© 2002 Jean Royer
© 2002 French-speaking Association of Readers of the Urantia Book
[Warning: This reflection cannot be considered as an attack on the Foundation, but rather as a historical regret in line with the remark made in 1942 by the revelation commission to the contact commission which said: You have not done enough to protect your name…] Jean Royer
Ah! If only the Revelation Commission and the Foundation that came after had known Zamenhof, or at least had read his ‘Fundamento’, that might have saved us a lot of trouble. What connection can be established between the basis of an artificial language and The Urantia Book? Without doubt more than it seems at first glance.

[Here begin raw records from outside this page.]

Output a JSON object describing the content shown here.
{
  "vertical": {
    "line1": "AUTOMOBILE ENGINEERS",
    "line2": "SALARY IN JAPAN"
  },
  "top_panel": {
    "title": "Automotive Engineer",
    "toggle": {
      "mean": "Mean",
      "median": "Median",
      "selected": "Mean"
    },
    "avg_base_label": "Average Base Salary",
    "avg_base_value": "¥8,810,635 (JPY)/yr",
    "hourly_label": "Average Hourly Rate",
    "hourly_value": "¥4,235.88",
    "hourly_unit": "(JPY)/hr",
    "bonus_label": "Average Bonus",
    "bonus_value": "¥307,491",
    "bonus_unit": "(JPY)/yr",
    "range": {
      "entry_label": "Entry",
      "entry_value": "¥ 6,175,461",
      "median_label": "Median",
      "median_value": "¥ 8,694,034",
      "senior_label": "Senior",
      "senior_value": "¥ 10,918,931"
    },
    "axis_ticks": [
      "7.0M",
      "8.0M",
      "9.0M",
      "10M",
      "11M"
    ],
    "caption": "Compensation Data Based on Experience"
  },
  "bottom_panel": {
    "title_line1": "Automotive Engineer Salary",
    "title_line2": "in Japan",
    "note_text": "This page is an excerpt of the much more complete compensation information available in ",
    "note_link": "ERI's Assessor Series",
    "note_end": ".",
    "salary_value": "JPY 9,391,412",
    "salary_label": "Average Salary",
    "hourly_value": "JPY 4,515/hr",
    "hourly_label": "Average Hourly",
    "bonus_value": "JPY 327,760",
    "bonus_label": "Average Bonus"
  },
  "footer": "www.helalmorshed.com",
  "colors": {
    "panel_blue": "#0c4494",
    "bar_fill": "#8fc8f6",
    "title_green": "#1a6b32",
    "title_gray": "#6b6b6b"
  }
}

Before the first Esperanto Congress, which was to be held in Boulogne-sur-Mer in 1905, Zamenhof wanted to give away the language he had invented to future users, much like the midwayers gave away revelation to humans. However, he had already become aware that a certain number of people would want to distinguish themselves by bringing what they considered to be ‘improvements’, much like, even before the publication of the Blue Book, a certain number of people sought to introduce certain notions that were dear to them and that they considered rejected by Bill Sadler. This is why, subject to approval by the Congress, Zamenhof proposed his Fundamento (the basis of the language) with an introduction of only 6 pages, in which he wrote that “no person, no society had the right to make the slightest arbitrarily change.” “The Fundamento must remain rigorously intangible.” Doesn’t this remind you of the Foundation’s duty to keep the text of the Urantia Book “inviolate”? But where Zamenhof has a stroke of genius is that he adds: “even with its errors.” Indeed, from that time on he was aware that some of the translations he had given, in five languages, were erroneous. It was indeed his own work, but he refused to modify the original text, already published for several years, so as not to open the door to other more or less unwelcome changes. This in no way prevents the development and progression of the language, but everyone can know the original version at any time. If such a precaution had been taken by the Foundation, we would have today the original version of The Urantia Book, certainly with some minor imperfections, but above all, no one could attempt to make the slightest change to the original version and certainly not to publish, in English, a truncated book.
But we can’t rewrite history, can we?